5

Miranda nos hizo entrar por una puerta de servicio. Cruzamos el jardín de los Matheson a la carrera, por uno de los laterales de la propiedad. Nadie nos vio, o eso creímos. Era la hora de la siesta y Miranda nos aseguró que su madre aprovechaba para dormir, porque durante la noche el pequeño Brian la despertaba varias veces para comer, y que su padre se encerraba en el despacho. Los criados no serían un problema.

Recorrimos la mansión como tres ladrones, siempre precedidos por Miranda, que echaba un vistazo rápido a cada una de las habitaciones y nos hacía señas para que la siguiéramos. En el salón de los cuadros, los antepasados de Miranda nos acosaron con sus miradas penetrantes. Al llegar a la segunda planta, estuve a punto de derribar un jarrón chino que Billy logró enderezar a tiempo. Una vez en el ático cerramos la puerta y solo entonces comenzamos a sentirnos fuera de peligro.

—Esto ha sido divertido —dijo Miranda. Era la única que sonreía.

—¿Es probable que alguien suba hasta aquí? —pregunté.

—No.

—¿Y si no te encuentran en tu habitación?

La pregunta de Billy tenía mucho más sentido que la mía.

—Le dije a Adrianna que iría al bosque con vosotros.

—¿Y tu bicicleta? —disparó Billy al instante.

—La he escondido en el garaje. Descuida, no corremos peligro. Y si nos descubren, diremos que estamos jugando. No os preocupéis.

Miranda tenía razón. Quizá estábamos exagerando un poco.

El proyector y la pantalla de pie seguían donde los habíamos dejado, nadie se había tomado la molestia de quitarlos. Nuestra amiga se internó en el laberinto de armarios, sillones, percheros y demás muebles. No la seguimos, pero vimos su cabeza asomando detrás de lo que parecía ser una cómoda. Quitó la tela que la cubría y desapareció fugazmente mientras se agachaba y extraía la cinta de uno de los cajones. Regresó y me la entregó con solemnidad. La etiqueta con la fecha escrita en la pulcra y diminuta caligrafía de Marvin French seguía allí, desafiante: «10 de abril de 1974».

Se la entregué a Billy.

Nos congregamos en torno al proyector mientras Billy introducía la delgada tira de celuloide por una serie de rodillos. Observé la pantalla a la espera de la imagen proyectada.

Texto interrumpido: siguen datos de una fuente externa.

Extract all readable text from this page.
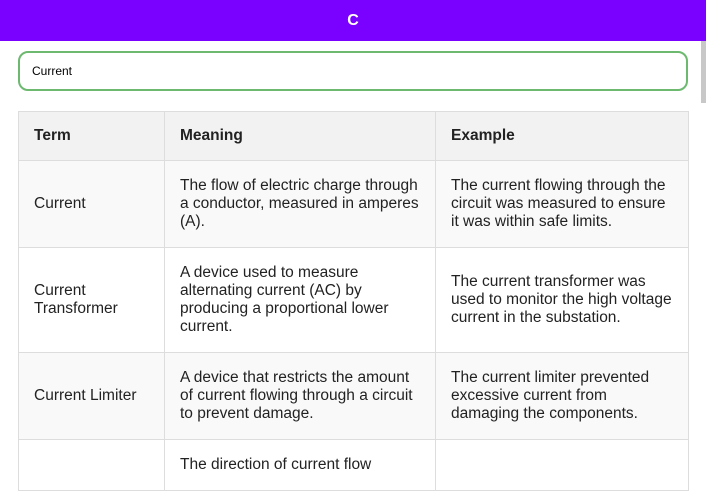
C
Current
Term	Meaning	Example
Current	The flow of electric charge through a conductor, measured in amperes (A).	The current flowing through the circuit was measured to ensure it was within safe limits.
Current Transformer	A device used to measure alternating current (AC) by producing a proportional lower current.	The current transformer was used to monitor the high voltage current in the substation.
Current Limiter	A device that restricts the amount of current flowing through a circuit to prevent damage.	The current limiter prevented excessive current from damaging the components.
	The direction of current flow	
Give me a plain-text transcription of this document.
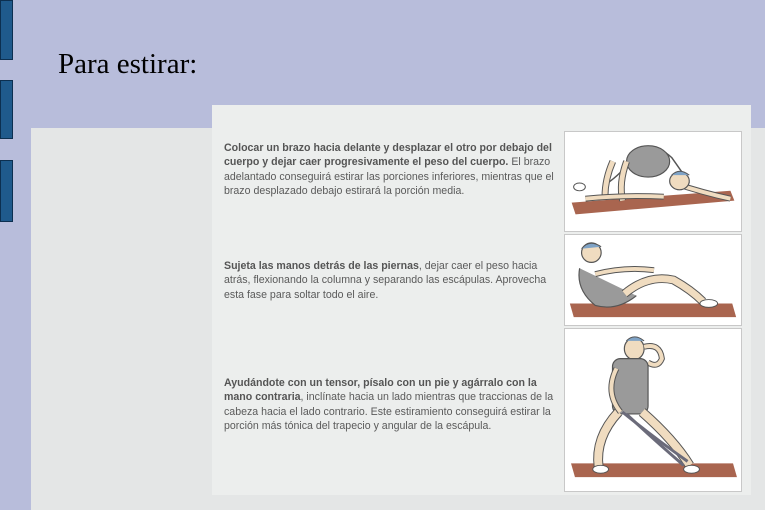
Para estirar:
Colocar un brazo hacia delante y desplazar el otro por debajo del cuerpo y dejar caer progresivamente el peso del cuerpo. El brazo adelantado conseguirá estirar las porciones inferiores, mientras que el brazo desplazado debajo estirará la porción media.
Sujeta las manos detrás de las piernas, dejar caer el peso hacia atrás, flexionando la columna y separando las escápulas. Aprovecha esta fase para soltar todo el aire.
Ayudándote con un tensor, písalo con un pie y agárralo con la mano contraria, inclínate hacia un lado mientras que traccionas de la cabeza hacia el lado contrario. Este estiramiento conseguirá estirar la porción más tónica del trapecio y angular de la escápula.
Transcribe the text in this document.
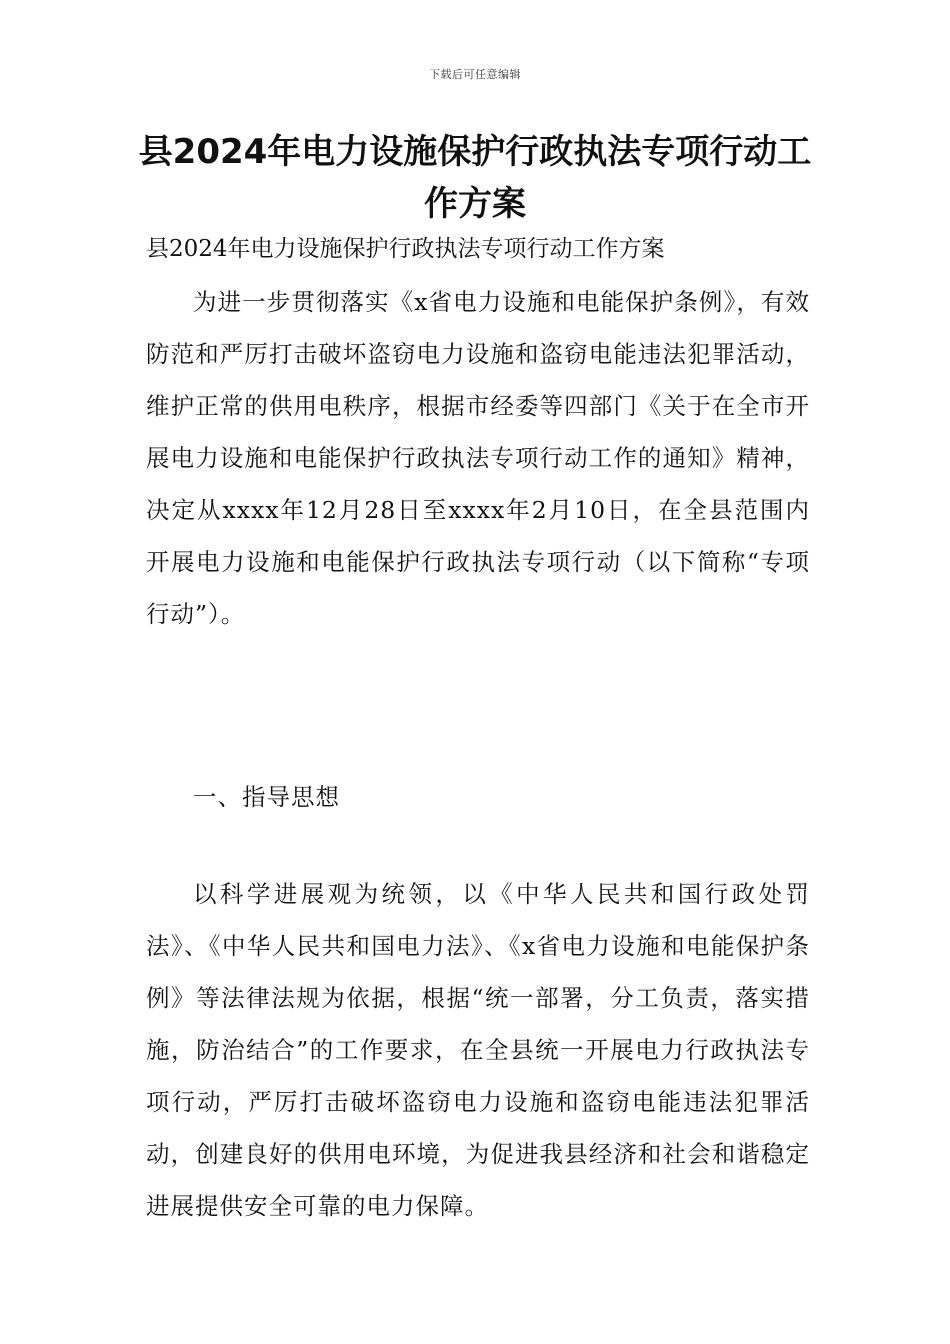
下载后可任意编辑
县2024年电力设施保护行政执法专项行动工作方案
县2024年电力设施保护行政执法专项行动工作方案
为进一步贯彻落实《x省电力设施和电能保护条例》，有效防范和严厉打击破坏盗窃电力设施和盗窃电能违法犯罪活动，维护正常的供用电秩序，根据市经委等四部门《关于在全市开展电力设施和电能保护行政执法专项行动工作的通知》精神，决定从xxxx年12月28日至xxxx年2月10日，在全县范围内开展电力设施和电能保护行政执法专项行动（以下简称“专项行动”）。
一、指导思想
以科学进展观为统领，以《中华人民共和国行政处罚法》、《中华人民共和国电力法》、《x省电力设施和电能保护条例》等法律法规为依据，根据“统一部署，分工负责，落实措施，防治结合”的工作要求，在全县统一开展电力行政执法专项行动，严厉打击破坏盗窃电力设施和盗窃电能违法犯罪活动，创建良好的供用电环境，为促进我县经济和社会和谐稳定进展提供安全可靠的电力保障。
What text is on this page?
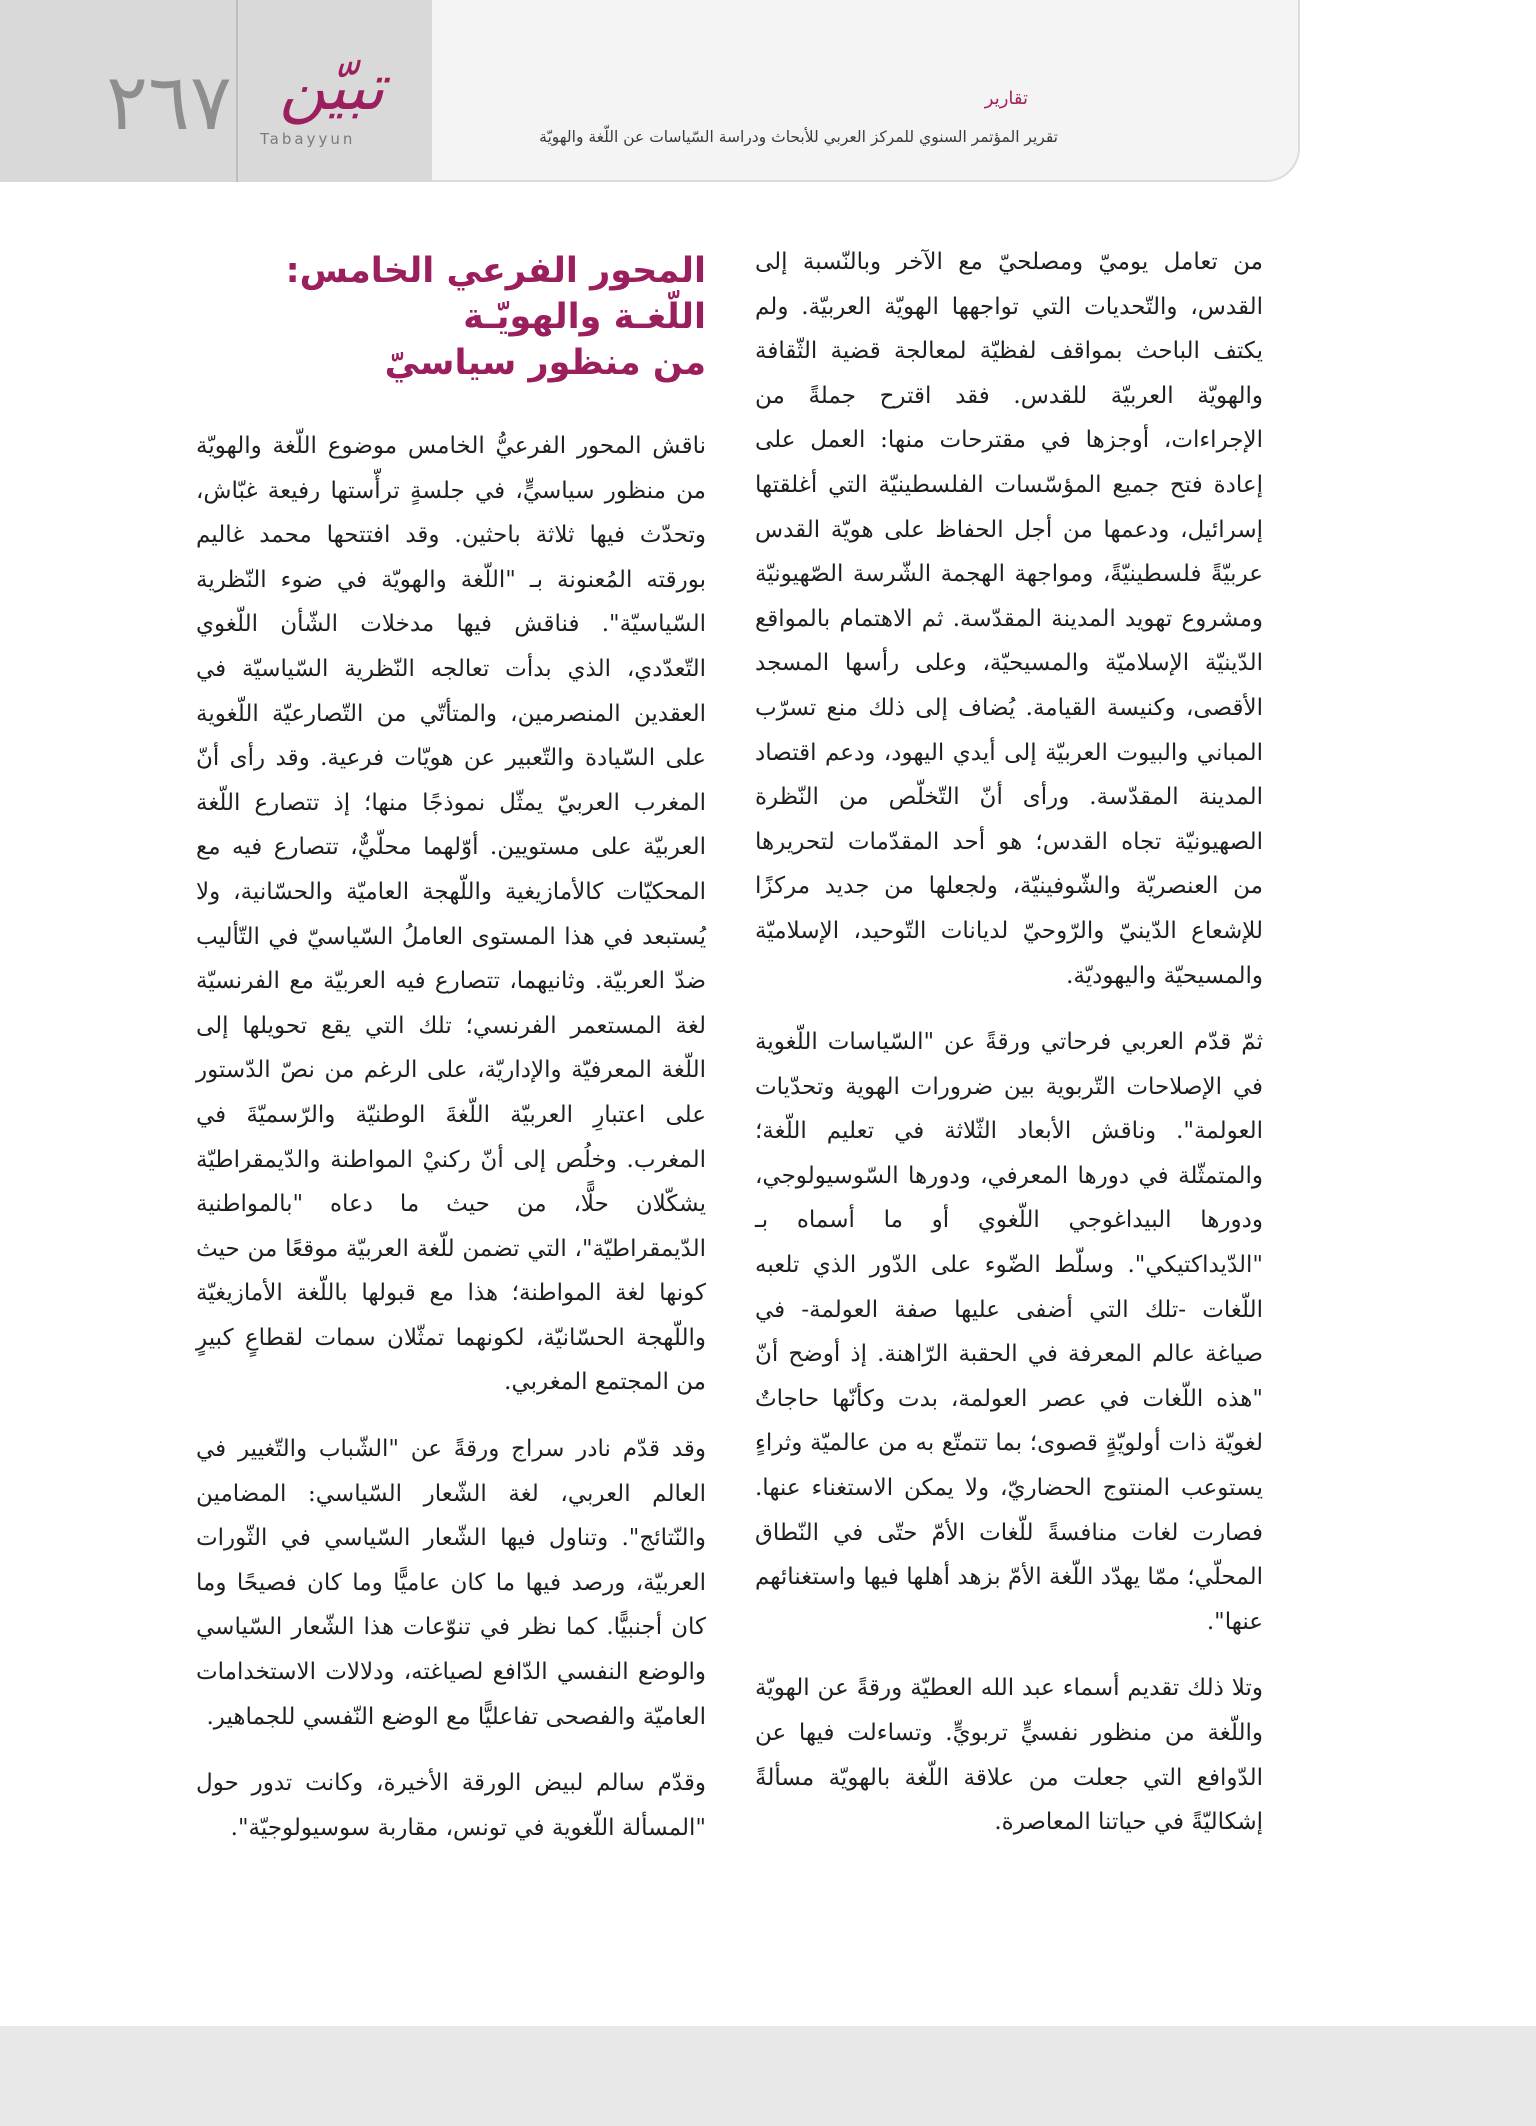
٢٦٧ تبيّن
Tabayyun
تقارير
تقرير المؤتمر السنوي للمركز العربي للأبحاث ودراسة السّياسات عن اللّغة والهويّة

من تعامل يوميّ ومصلحيّ مع الآخر وبالنّسبة إلى القدس، والتّحديات التي تواجهها الهويّة العربيّة. ولم يكتف الباحث بمواقف لفظيّة لمعالجة قضية الثّقافة والهويّة العربيّة للقدس. فقد اقترح جملةً من الإجراءات، أوجزها في مقترحات منها: العمل على إعادة فتح جميع المؤسّسات الفلسطينيّة التي أغلقتها إسرائيل، ودعمها من أجل الحفاظ على هويّة القدس عربيّةً فلسطينيّةً، ومواجهة الهجمة الشّرسة الصّهيونيّة ومشروع تهويد المدينة المقدّسة. ثم الاهتمام بالمواقع الدّينيّة الإسلاميّة والمسيحيّة، وعلى رأسها المسجد الأقصى، وكنيسة القيامة. يُضاف إلى ذلك منع تسرّب المباني والبيوت العربيّة إلى أيدي اليهود، ودعم اقتصاد المدينة المقدّسة. ورأى أنّ التّخلّص من النّظرة الصهيونيّة تجاه القدس؛ هو أحد المقدّمات لتحريرها من العنصريّة والشّوفينيّة، ولجعلها من جديد مركزًا للإشعاع الدّينيّ والرّوحيّ لديانات التّوحيد، الإسلاميّة والمسيحيّة واليهوديّة.

ثمّ قدّم العربي فرحاتي ورقةً عن "السّياسات اللّغوية في الإصلاحات التّربوية بين ضرورات الهوية وتحدّيات العولمة". وناقش الأبعاد الثّلاثة في تعليم اللّغة؛ والمتمثّلة في دورها المعرفي، ودورها السّوسيولوجي، ودورها البيداغوجي اللّغوي أو ما أسماه بـ "الدّيداكتيكي". وسلّط الضّوء على الدّور الذي تلعبه اللّغات -تلك التي أضفى عليها صفة العولمة- في صياغة عالم المعرفة في الحقبة الرّاهنة. إذ أوضح أنّ "هذه اللّغات في عصر العولمة، بدت وكأنّها حاجاتٌ لغويّة ذات أولويّةٍ قصوى؛ بما تتمتّع به من عالميّة وثراءٍ يستوعب المنتوج الحضاريّ، ولا يمكن الاستغناء عنها. فصارت لغات منافسةً للّغات الأمّ حتّى في النّطاق المحلّي؛ ممّا يهدّد اللّغة الأمّ بزهد أهلها فيها واستغنائهم عنها".

وتلا ذلك تقديم أسماء عبد الله العطيّة ورقةً عن الهويّة واللّغة من منظور نفسيٍّ تربويٍّ. وتساءلت فيها عن الدّوافع التي جعلت من علاقة اللّغة بالهويّة مسألةً إشكاليّةً في حياتنا المعاصرة.

المحور الفرعي الخامس:
اللّغـة والهويّـة
من منظور سياسيّ

ناقش المحور الفرعيُّ الخامس موضوع اللّغة والهويّة من منظور سياسيٍّ، في جلسةٍ ترأّستها رفيعة غبّاش، وتحدّث فيها ثلاثة باحثين. وقد افتتحها محمد غاليم بورقته المُعنونة بـ "اللّغة والهويّة في ضوء النّظرية السّياسيّة". فناقش فيها مدخلات الشّأن اللّغوي التّعدّدي، الذي بدأت تعالجه النّظرية السّياسيّة في العقدين المنصرمين، والمتأتّي من التّصارعيّة اللّغوية على السّيادة والتّعبير عن هويّات فرعية. وقد رأى أنّ المغرب العربيّ يمثّل نموذجًا منها؛ إذ تتصارع اللّغة العربيّة على مستويين. أوّلهما محلّيٌّ، تتصارع فيه مع المحكيّات كالأمازيغية واللّهجة العاميّة والحسّانية، ولا يُستبعد في هذا المستوى العاملُ السّياسيّ في التّأليب ضدّ العربيّة. وثانيهما، تتصارع فيه العربيّة مع الفرنسيّة لغة المستعمر الفرنسي؛ تلك التي يقع تحويلها إلى اللّغة المعرفيّة والإداريّة، على الرغم من نصّ الدّستور على اعتبارِ العربيّة اللّغةَ الوطنيّة والرّسميّةَ في المغرب. وخلُص إلى أنّ ركنيْ المواطنة والدّيمقراطيّة يشكّلان حلًّا، من حيث ما دعاه "بالمواطنية الدّيمقراطيّة"، التي تضمن للّغة العربيّة موقعًا من حيث كونها لغة المواطنة؛ هذا مع قبولها باللّغة الأمازيغيّة واللّهجة الحسّانيّة، لكونهما تمثّلان سمات لقطاعٍ كبيرٍ من المجتمع المغربي.

وقد قدّم نادر سراج ورقةً عن "الشّباب والتّغيير في العالم العربي، لغة الشّعار السّياسي: المضامين والنّتائج". وتناول فيها الشّعار السّياسي في الثّورات العربيّة، ورصد فيها ما كان عاميًّا وما كان فصيحًا وما كان أجنبيًّا. كما نظر في تنوّعات هذا الشّعار السّياسي والوضع النفسي الدّافع لصياغته، ودلالات الاستخدامات العاميّة والفصحى تفاعليًّا مع الوضع النّفسي للجماهير.

وقدّم سالم لبيض الورقة الأخيرة، وكانت تدور حول "المسألة اللّغوية في تونس، مقاربة سوسيولوجيّة".
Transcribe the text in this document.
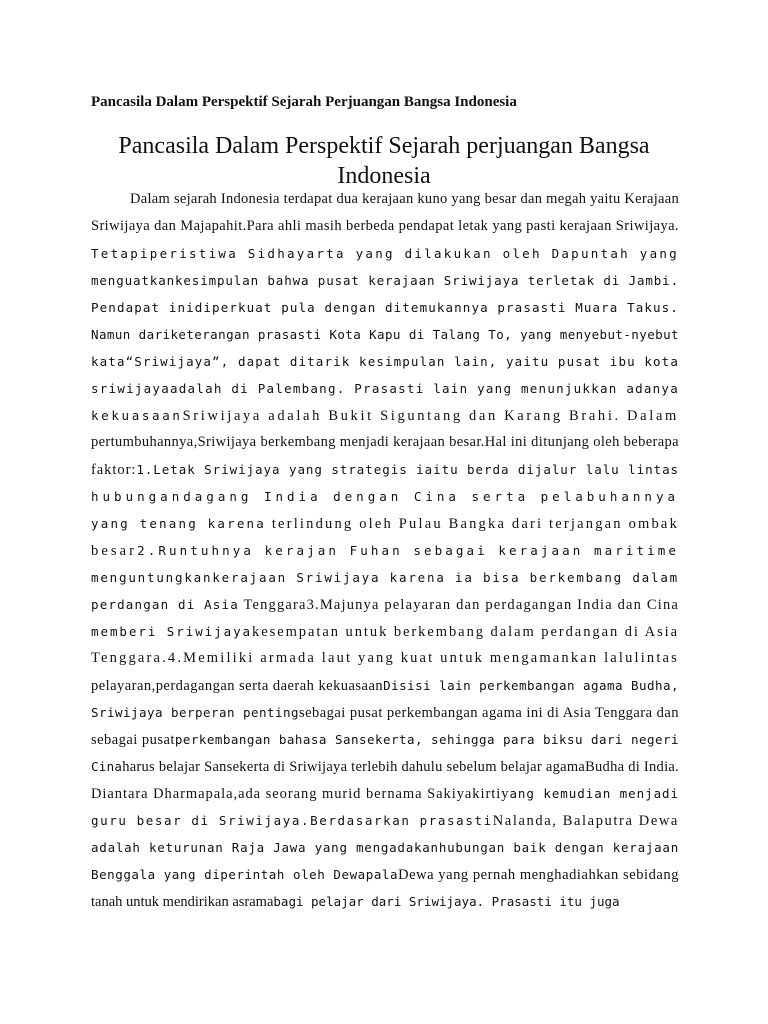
Pancasila Dalam Perspektif Sejarah Perjuangan Bangsa Indonesia
Pancasila Dalam Perspektif Sejarah perjuangan Bangsa Indonesia
Dalam sejarah Indonesia terdapat dua kerajaan kuno yang besar dan megah yaitu Kerajaan
Sriwijaya dan Majapahit.Para ahli masih berbeda pendapat letak yang pasti kerajaan Sriwijaya.
Tetapiperistiwa Sidhayarta yang dilakukan oleh Dapuntah yang
menguatkankesimpulan bahwa pusat kerajaan Sriwijaya terletak di Jambi.
Pendapat inidiperkuat pula dengan ditemukannya prasasti Muara Takus.
Namun dariketerangan prasasti Kota Kapu di Talang To, yang menyebut-nyebut
kata“Sriwijaya”, dapat ditarik kesimpulan lain, yaitu pusat ibu kota
sriwijayaadalah di Palembang. Prasasti lain yang menunjukkan adanya
kekuasaanSriwijaya adalah Bukit Siguntang dan Karang Brahi. Dalam
pertumbuhannya,Sriwijaya berkembang menjadi kerajaan besar.Hal ini ditunjang oleh beberapa
faktor:1.Letak Sriwijaya yang strategis iaitu berda dijalur lalu lintas
hubungandagang India dengan Cina serta pelabuhannya
yang tenang karena terlindung oleh Pulau Bangka dari terjangan ombak
besar2.Runtuhnya kerajan Fuhan sebagai kerajaan maritime
menguntungkankerajaan Sriwijaya karena ia bisa berkembang dalam
perdangan di Asia Tenggara3.Majunya pelayaran dan perdagangan India dan Cina
memberi Sriwijayakesempatan untuk berkembang dalam perdangan di Asia
Tenggara.4.Memiliki armada laut yang kuat untuk mengamankan lalulintas
pelayaran,perdagangan serta daerah kekuasaanDisisi lain perkembangan agama Budha,
Sriwijaya berperan pentingsebagai pusat perkembangan agama ini di Asia Tenggara dan
sebagai pusatperkembangan bahasa Sansekerta, sehingga para biksu dari negeri
Cinaharus belajar Sansekerta di Sriwijaya terlebih dahulu sebelum belajar agamaBudha di India.
Diantara Dharmapala,ada seorang murid bernama Sakiyakirtiyang kemudian menjadi
guru besar di Sriwijaya.Berdasarkan prasastiNalanda, Balaputra Dewa
adalah keturunan Raja Jawa yang mengadakanhubungan baik dengan kerajaan
Benggala yang diperintah oleh DewapalaDewa yang pernah menghadiahkan sebidang
tanah untuk mendirikan asramabagi pelajar dari Sriwijaya. Prasasti itu juga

Allí estaba otra vez Sophia French con el vestido bordado y la sombrilla para protegerse del sol, caminando por el borde de la piscina con aire displicente. De un momento a otro, Orson arremetería contra ella como una locomotora salida del infierno. Pero antes Sophia se inclinó ligeramente, como si buscara la complicidad de la cámara que seguía sus movimientos desde la planta alta. El mentón se hizo visible, más refinado que antes, después sus ojos…, sus ojos que encuentran la cámara. Y sonríe.

¡Es mi madre!

Di un respingo. La sonrisa era la misma que la de mis sueños.

—Sam, ¿te encuentras bien?

Miranda me sacudió.

En la pantalla había un rectángulo blanco. Billy no había iniciado la proyección.

—Estoy bien.

—Pues no lo parece, créeme.

—He visto algo… —dije—, ha sido tan real. Era Sophia French otra vez, en la piscina, antes de… lo de Orson.

Me detuve.

—¿Cómo que la viste? —se interesó Billy—. ¿En la pantalla?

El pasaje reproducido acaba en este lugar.